Since 2017, I've been developing and applying data analysis and machine learning tools to solve biological questions in different fields of biology, such as Evolution, Biochemestry, Molecular Biology, Systems Biology, and Gene Regulation.
Currently, I am the bioinformatician of the Bas van Steensel lab, where we develop new technologies to understand gene regulation better.
In this context, I'm mainly responsible for developing AI tools, visualization methods, automated pipelines, and statistical frameworks that follow these technologies.
Interests: Bioinformatics; Computational Biology; Deep Learning; Systems Biology; Evolution
PARM is a deep learning model that predicts the promoter activity from the DNA sequence itself. We trained PARM on a specific type of MPRA data that allows it to predict cell-specific promoter activity in a lightweight and fast manner.
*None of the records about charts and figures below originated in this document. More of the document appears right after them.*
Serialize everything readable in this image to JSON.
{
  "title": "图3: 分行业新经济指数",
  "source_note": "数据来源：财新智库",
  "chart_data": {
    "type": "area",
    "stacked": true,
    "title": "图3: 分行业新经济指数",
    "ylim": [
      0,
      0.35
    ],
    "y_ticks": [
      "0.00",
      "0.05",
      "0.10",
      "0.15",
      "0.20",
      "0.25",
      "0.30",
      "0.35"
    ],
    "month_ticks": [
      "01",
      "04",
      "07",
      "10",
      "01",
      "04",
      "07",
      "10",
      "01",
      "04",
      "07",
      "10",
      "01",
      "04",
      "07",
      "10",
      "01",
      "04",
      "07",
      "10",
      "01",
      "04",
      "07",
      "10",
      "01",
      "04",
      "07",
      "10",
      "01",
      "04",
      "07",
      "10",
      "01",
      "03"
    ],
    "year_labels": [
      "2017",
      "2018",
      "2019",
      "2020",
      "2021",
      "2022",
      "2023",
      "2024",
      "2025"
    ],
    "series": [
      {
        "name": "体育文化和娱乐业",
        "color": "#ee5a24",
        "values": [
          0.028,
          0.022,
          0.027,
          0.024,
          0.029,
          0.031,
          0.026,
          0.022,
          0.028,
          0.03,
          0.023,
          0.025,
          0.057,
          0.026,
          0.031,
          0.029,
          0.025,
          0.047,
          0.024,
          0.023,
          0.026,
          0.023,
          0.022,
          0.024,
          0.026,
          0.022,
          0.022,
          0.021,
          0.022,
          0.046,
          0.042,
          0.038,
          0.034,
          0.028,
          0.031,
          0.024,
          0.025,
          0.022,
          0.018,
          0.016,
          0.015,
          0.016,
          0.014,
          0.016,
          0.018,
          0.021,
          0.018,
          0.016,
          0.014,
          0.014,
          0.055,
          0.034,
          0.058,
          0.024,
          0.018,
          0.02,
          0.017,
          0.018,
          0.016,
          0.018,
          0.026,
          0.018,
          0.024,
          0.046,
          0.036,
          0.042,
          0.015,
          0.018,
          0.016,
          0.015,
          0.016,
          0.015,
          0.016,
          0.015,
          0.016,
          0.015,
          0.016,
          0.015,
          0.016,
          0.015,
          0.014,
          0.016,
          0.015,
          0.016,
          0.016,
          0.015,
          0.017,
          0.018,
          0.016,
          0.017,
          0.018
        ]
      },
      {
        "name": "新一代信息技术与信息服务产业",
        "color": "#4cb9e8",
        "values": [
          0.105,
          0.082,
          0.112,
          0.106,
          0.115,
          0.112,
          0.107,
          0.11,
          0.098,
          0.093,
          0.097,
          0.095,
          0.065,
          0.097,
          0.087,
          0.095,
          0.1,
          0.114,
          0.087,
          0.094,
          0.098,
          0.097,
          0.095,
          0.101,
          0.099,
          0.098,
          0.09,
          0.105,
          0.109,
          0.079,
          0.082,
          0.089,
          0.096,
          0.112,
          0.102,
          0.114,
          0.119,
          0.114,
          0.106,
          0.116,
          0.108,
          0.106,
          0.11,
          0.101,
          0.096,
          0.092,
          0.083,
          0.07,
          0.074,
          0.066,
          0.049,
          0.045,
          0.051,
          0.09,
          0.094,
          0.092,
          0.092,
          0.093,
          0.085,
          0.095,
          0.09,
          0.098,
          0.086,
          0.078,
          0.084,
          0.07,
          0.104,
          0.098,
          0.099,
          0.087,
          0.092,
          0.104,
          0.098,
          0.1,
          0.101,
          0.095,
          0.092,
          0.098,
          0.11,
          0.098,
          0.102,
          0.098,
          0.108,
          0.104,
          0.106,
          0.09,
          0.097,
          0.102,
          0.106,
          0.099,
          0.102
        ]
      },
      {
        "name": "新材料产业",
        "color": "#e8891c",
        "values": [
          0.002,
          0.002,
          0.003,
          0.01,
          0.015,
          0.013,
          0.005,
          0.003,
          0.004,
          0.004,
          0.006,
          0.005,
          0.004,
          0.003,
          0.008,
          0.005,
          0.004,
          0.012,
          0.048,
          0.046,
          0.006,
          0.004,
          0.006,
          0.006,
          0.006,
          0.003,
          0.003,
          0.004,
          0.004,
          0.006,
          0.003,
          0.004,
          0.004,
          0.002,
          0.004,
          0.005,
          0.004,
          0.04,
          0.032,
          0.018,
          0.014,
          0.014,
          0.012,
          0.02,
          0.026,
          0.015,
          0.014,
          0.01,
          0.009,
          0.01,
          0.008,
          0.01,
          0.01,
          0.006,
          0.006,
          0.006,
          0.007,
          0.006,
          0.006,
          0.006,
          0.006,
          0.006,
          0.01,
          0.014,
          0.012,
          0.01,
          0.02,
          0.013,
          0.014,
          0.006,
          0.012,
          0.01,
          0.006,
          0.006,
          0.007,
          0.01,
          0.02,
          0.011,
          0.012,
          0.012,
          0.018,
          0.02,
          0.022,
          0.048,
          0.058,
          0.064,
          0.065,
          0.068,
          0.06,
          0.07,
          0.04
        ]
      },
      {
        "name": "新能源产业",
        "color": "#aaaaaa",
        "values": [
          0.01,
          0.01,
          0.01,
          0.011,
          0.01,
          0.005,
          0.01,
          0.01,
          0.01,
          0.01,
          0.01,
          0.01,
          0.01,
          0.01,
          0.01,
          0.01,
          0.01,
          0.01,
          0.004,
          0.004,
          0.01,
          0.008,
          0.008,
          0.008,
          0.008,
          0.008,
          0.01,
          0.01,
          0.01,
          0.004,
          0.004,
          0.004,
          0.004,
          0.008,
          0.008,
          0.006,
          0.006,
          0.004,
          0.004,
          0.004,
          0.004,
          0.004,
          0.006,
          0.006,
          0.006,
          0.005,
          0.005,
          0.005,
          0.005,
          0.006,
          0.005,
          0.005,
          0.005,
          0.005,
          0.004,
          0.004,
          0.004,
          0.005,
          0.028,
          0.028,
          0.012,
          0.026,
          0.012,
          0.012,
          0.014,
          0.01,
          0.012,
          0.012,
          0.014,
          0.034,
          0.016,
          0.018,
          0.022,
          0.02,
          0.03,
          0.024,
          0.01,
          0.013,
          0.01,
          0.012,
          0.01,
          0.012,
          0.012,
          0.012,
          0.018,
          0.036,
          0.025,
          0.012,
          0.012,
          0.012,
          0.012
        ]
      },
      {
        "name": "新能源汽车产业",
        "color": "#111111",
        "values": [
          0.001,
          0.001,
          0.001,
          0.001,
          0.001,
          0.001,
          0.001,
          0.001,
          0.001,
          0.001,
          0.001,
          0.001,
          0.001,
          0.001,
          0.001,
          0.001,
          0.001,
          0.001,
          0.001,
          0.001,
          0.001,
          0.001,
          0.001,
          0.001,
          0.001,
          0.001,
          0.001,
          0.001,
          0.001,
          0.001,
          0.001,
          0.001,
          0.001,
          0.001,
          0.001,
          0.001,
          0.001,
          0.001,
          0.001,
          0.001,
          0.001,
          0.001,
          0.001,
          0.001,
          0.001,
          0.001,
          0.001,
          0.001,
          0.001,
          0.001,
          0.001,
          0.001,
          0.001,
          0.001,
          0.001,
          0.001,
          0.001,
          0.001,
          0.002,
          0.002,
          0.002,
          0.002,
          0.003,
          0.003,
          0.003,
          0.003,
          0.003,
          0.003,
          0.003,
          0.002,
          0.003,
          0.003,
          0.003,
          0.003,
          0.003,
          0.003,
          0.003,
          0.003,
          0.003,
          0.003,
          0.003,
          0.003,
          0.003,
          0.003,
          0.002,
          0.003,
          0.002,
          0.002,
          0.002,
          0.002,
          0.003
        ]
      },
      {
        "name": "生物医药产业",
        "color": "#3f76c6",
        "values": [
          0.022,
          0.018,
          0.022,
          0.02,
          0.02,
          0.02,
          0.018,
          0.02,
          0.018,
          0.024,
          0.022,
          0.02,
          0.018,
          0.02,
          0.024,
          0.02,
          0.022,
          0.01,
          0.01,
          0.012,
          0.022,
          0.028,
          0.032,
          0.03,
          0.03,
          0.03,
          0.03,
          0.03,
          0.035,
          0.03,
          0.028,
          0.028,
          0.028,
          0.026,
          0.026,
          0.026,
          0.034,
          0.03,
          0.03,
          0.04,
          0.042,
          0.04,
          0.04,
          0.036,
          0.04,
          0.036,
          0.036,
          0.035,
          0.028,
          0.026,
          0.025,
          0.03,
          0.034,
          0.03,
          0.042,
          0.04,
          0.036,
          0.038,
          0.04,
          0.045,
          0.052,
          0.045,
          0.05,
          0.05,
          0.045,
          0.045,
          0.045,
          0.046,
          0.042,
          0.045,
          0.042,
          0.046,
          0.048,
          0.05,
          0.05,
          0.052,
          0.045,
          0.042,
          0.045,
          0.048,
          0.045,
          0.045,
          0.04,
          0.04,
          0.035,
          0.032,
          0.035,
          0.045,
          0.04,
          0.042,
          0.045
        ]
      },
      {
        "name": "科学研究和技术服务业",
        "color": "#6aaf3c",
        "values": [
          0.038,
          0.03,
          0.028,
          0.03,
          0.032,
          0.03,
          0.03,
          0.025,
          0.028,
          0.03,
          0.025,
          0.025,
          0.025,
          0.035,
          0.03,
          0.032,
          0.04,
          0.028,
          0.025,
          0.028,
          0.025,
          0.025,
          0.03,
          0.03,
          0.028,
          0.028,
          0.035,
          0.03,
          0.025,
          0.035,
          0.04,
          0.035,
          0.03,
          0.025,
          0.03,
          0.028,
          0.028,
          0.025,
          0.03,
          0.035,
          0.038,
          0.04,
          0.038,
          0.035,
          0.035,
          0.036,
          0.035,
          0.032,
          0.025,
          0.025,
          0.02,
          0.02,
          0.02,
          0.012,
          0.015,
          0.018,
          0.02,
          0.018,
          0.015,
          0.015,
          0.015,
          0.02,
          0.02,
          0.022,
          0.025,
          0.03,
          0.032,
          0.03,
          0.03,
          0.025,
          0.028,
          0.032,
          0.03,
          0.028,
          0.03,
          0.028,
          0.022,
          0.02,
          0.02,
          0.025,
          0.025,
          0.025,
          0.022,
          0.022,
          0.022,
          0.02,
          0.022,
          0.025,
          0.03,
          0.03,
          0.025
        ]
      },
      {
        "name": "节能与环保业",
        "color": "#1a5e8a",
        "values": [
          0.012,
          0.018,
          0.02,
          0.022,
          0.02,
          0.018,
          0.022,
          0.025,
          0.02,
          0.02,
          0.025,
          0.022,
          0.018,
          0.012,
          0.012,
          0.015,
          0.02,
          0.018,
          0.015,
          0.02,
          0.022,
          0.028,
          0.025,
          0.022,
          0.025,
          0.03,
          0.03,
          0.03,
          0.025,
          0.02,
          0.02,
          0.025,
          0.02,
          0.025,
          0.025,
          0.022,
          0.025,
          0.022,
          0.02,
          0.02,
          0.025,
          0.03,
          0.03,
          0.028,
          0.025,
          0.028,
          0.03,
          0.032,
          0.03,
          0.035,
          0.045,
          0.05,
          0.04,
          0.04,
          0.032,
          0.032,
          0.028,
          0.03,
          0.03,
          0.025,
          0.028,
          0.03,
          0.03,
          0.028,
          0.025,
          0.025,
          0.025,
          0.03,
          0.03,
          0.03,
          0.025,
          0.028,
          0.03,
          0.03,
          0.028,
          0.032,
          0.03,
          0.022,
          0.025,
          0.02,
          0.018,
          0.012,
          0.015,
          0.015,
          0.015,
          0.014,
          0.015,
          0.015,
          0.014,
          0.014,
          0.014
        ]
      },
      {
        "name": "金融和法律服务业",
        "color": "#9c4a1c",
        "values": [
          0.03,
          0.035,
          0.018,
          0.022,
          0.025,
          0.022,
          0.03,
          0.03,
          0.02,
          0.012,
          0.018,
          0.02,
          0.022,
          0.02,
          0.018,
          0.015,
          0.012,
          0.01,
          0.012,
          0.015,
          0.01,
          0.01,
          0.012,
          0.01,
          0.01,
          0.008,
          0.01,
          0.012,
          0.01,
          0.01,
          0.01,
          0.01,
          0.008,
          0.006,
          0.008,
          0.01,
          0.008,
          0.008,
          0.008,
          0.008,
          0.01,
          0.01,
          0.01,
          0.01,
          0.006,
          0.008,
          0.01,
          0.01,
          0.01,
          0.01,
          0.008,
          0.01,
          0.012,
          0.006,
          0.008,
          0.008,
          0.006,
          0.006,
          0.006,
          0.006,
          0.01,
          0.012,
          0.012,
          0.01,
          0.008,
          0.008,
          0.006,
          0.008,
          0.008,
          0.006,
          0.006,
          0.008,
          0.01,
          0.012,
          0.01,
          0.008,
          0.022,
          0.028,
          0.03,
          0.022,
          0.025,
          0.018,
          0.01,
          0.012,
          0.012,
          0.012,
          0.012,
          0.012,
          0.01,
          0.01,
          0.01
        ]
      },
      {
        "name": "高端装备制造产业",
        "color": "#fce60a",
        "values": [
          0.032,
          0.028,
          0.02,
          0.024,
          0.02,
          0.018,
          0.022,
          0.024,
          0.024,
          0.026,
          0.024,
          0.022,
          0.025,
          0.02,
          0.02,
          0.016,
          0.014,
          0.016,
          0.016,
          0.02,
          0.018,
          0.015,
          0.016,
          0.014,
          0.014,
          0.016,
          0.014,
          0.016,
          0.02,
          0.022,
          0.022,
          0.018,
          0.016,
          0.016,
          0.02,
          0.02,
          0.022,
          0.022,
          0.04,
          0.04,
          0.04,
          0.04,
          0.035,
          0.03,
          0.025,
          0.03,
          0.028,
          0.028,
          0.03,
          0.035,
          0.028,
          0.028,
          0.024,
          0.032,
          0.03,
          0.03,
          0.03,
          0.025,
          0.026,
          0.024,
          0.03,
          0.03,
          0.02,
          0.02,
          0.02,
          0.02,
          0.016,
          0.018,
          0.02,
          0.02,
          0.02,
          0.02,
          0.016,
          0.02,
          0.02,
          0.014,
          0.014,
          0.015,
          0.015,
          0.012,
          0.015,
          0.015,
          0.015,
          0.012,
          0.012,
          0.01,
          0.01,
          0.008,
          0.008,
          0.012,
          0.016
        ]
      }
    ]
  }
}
In addition to developing PARM together with my colleagues, I was responsible for performing a plethora of computational experiments with PARM to test hypotheses on transcription factors biology. I was also responsible for publishing PARM as a Bioconda package and maintaining the codebase.
Primetime is a user-friendly pipeline for analyzing transcription factor (TF) prime reporter data. My colleague developed a robust method to quantitatively detect the activity of TFs, and I developed primetime to follow this new technology.
Primetime is a snakemake pipeline that automates the processing of sequencing data, including barcode counting, clustering, annotation, and differential TF activity analysis across experimental conditions.
Domainogram is a type of plot that shows statistical differences in nuclear lamina interactions between two conditions using pA-DamID data. I've done a rework in the original code. My version is based on ggplot2 to make it more flexible and easier to use.
Also, in the paper below, we studied the mechanisms behind the nuclear lamina interaction by rearranging (deleting, inverting) the genome organization. In this context, I adapted the statistics and visualization of the domainograms to each of the new rearrangement of the genome.
CURE is a framework to curate UCE data for species-tree reconstruction. When dealing with UCE data, there are two main ways to cure the data. None of them was automated or efficiently suitable for large datasets.
Guided by my colleagues, I developed CURE to solve this problem. CURE is user-friendly and speeds up the curation process by parallelizing the steps.